Der Mindestabstand zwischen Arbeitsplatte und Unterkante des Oberschranks beträgt 50 cm — empfohlen werden 55 bis 60 cm für komfortables Arbeiten. Über einem Kochfeld sind mindestens 65 cm vorgeschrieben; bei Dunstabzugshauben gelten zusätzlich gerätespezifische Mindestabstände laut Montageanleitung. Ein zu kleiner Abstand schränkt die Arbeitsfläche ein und kann beim Kochfeld ein Sicherheitsproblem darstellen. In unserer Planung halten wir grundsätzlich 60 cm als komfortablen Standard ein und weichen nur ab, wenn besondere Raumsituationen es erfordern.

Kann ich die Küchenhöhe nachträglich anpassen?

Eine begrenzte Anpassung ist nachträglich möglich: Die meisten Küchen haben verstellbare Sockelfüße, mit denen sich die Arbeitshöhe um wenige Zentimeter regulieren lässt — typischerweise im Bereich von 10 bis 19 cm Sockelhöhe. Eine grundlegende Veränderung (z. B. von 90 cm auf 100 cm) erfordert dagegen den Austausch des Korpus oder eine komplett neue Arbeitsplatte mit angepassten Anschlüssen. Das ist deutlich aufwändiger und teurer als eine sorgfältige Erstplanung. Deshalb empfehlen wir immer, die Ergonomie schon in der Planungsphase zu klären.

Was ist der Unterschied zwischen Oberschrank- und Hochschrankhöhe?

Oberschränke sind Wandschränke, die oberhalb der Arbeitsfläche angebracht werden — ihre Standardhöhe beträgt 65 bis 72 cm. Hochschränke sind dagegen bodenstehende Schrankelemente, die von Boden bis fast zur Decke reichen — typischerweise 200 bis 220 cm hoch, in raumhohen Ausführungen bis 240 cm. Hochschränke dienen oft als Vorratsschrank oder beherbergen Einbaugeräte wie einen integrierten Backofen, einen Dampfgarer oder einen Einbaukühlschrank übereinander.
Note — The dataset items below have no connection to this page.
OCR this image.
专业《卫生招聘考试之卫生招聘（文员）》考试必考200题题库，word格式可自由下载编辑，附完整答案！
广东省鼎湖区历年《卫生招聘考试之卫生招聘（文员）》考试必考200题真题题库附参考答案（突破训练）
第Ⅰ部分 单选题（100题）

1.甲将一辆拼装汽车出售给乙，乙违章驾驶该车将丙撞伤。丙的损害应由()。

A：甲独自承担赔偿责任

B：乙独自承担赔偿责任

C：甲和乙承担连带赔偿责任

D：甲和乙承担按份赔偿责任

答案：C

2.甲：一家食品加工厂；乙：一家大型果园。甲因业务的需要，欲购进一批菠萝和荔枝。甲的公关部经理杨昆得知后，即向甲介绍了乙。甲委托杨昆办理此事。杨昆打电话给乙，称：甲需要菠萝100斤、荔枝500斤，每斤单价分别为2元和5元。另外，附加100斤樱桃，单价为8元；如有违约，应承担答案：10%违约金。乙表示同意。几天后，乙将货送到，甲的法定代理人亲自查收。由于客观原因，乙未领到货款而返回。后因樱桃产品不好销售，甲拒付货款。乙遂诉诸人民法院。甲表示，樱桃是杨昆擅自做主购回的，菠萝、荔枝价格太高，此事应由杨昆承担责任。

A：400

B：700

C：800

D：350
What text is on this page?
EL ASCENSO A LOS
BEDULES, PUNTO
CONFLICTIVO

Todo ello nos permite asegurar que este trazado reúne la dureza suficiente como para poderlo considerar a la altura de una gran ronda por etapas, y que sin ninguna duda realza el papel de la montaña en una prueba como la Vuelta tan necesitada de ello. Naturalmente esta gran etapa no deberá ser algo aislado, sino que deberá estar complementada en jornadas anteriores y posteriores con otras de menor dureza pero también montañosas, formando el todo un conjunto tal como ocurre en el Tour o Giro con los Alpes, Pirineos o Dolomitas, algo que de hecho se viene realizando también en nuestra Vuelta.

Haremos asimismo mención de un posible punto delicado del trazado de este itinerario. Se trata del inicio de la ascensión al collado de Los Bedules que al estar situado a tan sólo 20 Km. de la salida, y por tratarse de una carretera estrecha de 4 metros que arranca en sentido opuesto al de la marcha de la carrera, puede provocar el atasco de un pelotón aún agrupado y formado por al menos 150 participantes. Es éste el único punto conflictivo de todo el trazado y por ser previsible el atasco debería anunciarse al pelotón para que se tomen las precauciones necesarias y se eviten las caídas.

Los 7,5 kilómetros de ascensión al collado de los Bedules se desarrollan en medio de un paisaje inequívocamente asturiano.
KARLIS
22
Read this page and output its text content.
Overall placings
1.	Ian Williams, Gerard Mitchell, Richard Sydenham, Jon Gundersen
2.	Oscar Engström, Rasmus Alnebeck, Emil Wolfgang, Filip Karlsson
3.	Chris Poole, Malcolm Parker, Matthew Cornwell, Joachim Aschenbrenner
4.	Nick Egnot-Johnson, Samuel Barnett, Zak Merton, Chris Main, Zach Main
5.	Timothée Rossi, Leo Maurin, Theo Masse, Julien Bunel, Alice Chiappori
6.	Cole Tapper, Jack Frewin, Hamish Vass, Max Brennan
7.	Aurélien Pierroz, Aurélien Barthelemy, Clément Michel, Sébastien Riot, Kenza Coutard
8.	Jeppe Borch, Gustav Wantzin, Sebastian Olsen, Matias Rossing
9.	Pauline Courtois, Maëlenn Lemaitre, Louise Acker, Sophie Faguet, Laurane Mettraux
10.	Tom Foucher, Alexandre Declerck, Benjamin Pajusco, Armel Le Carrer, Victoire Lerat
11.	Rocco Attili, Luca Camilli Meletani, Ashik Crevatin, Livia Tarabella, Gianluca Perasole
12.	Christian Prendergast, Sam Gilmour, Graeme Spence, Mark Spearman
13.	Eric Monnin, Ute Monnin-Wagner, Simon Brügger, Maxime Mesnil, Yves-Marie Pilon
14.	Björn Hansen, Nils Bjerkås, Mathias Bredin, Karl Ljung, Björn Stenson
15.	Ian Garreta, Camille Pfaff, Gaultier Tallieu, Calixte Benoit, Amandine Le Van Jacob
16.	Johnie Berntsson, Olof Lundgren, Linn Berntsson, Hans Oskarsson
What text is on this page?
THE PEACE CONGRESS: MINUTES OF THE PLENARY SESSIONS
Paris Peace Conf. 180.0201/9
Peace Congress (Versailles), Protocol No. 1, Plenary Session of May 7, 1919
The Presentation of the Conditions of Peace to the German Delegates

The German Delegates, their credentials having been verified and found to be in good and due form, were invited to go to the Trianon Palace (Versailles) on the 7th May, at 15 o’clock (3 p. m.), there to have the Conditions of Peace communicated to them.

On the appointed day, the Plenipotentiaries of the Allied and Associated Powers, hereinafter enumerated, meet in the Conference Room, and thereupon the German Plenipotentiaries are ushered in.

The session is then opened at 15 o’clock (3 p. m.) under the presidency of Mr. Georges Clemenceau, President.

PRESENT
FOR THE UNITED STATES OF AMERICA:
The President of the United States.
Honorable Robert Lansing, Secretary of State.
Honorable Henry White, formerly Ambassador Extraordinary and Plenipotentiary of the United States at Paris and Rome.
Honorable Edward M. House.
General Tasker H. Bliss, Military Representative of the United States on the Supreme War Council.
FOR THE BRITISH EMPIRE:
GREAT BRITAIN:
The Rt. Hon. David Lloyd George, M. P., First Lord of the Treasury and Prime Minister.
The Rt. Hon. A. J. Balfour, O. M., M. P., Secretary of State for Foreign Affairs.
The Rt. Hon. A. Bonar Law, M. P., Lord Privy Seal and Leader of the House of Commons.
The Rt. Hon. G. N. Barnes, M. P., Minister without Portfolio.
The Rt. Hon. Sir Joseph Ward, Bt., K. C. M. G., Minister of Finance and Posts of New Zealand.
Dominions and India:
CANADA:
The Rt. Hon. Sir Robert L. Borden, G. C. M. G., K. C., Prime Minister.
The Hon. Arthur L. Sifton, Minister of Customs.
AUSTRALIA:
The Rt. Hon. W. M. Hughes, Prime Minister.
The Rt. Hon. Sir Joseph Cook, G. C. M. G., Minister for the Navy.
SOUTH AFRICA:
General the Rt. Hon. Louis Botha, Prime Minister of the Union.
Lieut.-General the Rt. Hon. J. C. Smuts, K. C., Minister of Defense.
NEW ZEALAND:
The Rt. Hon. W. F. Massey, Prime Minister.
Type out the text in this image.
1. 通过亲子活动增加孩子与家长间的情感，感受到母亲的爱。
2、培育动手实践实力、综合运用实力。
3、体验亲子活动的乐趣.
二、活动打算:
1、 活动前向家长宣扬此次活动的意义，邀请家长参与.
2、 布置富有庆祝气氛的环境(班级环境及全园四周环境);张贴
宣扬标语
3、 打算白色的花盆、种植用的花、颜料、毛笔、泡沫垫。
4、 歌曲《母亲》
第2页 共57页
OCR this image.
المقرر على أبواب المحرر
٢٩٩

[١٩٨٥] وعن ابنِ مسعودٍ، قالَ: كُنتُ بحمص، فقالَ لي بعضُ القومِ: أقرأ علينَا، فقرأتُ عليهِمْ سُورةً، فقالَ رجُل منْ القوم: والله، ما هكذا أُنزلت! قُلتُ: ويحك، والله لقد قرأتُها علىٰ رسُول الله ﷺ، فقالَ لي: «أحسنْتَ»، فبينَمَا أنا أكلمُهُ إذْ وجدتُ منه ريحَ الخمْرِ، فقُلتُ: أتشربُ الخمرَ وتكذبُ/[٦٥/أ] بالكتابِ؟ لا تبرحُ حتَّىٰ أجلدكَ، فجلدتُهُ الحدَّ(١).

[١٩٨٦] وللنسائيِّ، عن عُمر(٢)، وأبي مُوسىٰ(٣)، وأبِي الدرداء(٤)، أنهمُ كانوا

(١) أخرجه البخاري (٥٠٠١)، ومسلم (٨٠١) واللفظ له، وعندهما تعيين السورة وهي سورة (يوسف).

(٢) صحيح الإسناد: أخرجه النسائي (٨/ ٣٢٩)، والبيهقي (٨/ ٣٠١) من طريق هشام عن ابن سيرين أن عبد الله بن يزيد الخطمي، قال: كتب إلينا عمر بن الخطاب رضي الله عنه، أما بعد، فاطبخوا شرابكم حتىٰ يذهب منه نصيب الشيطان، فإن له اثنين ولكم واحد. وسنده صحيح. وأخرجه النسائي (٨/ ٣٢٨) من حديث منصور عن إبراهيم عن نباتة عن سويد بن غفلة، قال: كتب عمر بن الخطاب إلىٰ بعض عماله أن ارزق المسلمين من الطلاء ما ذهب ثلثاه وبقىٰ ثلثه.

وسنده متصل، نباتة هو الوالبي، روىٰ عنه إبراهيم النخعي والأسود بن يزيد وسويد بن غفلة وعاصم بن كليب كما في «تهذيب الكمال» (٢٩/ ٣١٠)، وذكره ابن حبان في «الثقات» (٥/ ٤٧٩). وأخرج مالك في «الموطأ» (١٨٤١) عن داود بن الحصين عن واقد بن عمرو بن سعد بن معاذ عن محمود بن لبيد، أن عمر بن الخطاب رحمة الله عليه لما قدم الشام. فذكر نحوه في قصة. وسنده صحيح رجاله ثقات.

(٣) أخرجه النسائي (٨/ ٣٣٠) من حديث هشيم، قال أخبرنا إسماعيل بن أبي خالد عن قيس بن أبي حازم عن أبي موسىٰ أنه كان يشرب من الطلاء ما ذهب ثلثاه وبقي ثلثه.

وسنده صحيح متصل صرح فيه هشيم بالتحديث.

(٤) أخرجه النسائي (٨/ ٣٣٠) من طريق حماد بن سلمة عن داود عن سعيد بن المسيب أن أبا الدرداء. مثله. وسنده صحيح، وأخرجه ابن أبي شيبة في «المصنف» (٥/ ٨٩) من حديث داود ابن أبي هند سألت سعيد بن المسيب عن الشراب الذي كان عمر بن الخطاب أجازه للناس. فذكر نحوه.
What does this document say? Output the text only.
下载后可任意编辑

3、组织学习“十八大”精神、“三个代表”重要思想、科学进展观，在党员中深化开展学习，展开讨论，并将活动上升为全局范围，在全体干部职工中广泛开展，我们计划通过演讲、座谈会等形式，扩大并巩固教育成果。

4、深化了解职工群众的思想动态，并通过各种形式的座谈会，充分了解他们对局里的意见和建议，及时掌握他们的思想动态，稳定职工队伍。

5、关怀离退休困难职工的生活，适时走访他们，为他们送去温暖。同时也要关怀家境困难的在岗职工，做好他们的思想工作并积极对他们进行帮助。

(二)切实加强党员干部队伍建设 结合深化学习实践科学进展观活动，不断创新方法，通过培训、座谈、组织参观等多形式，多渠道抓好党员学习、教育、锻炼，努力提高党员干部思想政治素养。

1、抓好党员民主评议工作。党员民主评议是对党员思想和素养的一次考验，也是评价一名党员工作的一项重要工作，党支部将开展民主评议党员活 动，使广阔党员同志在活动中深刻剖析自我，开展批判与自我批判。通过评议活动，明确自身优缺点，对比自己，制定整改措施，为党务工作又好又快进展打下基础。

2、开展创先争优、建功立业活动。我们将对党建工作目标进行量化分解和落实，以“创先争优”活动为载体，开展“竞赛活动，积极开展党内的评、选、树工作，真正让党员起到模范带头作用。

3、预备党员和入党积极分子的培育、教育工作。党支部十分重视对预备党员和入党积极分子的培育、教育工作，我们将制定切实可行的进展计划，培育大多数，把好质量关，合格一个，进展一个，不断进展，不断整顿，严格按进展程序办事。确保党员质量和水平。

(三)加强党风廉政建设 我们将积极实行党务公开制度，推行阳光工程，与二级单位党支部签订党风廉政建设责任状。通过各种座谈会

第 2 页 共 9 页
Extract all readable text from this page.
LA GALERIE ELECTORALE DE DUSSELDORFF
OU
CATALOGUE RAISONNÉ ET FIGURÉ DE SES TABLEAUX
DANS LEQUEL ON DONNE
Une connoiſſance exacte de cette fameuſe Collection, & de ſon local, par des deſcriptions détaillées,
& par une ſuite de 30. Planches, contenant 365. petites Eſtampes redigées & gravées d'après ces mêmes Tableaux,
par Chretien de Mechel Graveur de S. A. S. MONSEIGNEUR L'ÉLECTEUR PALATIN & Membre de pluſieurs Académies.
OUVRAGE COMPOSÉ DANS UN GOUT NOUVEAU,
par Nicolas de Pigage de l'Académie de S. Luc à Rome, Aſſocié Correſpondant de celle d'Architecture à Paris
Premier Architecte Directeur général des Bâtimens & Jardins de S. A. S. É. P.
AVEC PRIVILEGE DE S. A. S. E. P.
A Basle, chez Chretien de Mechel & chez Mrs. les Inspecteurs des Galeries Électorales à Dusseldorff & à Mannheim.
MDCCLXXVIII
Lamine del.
In modernen Küchenplanungen 2026 sind raumhohe Hochschrankkombinationen besonders gefragt, da sie maximalen Stauraum bei gleichzeitig cleanem, geradlinigem Erscheinungsbild bieten.

Welche Küchenhöhe ist bei barrierefreien Küchen vorgeschrieben?

Für barrierefreie Küchen schreibt die DIN 18040-2 eine Arbeitshöhe von 75 bis 80 cm vor, damit die Arbeitsfläche im Sitzen oder vom Rollstuhl aus genutzt werden kann. Unterfahrbare Bereiche müssen mindestens 67 cm lichte Höhe und 90 cm Breite aufweisen. Zusätzlich sind Schubladen statt Türen empfehlenswert, da sie ohne Bücken zugänglich sind. Wir planen barrierefreie Küchen regelmäßig und kennen alle relevanten Normvorgaben — sprechen Sie uns bei Interesse in der Beratung direkt an.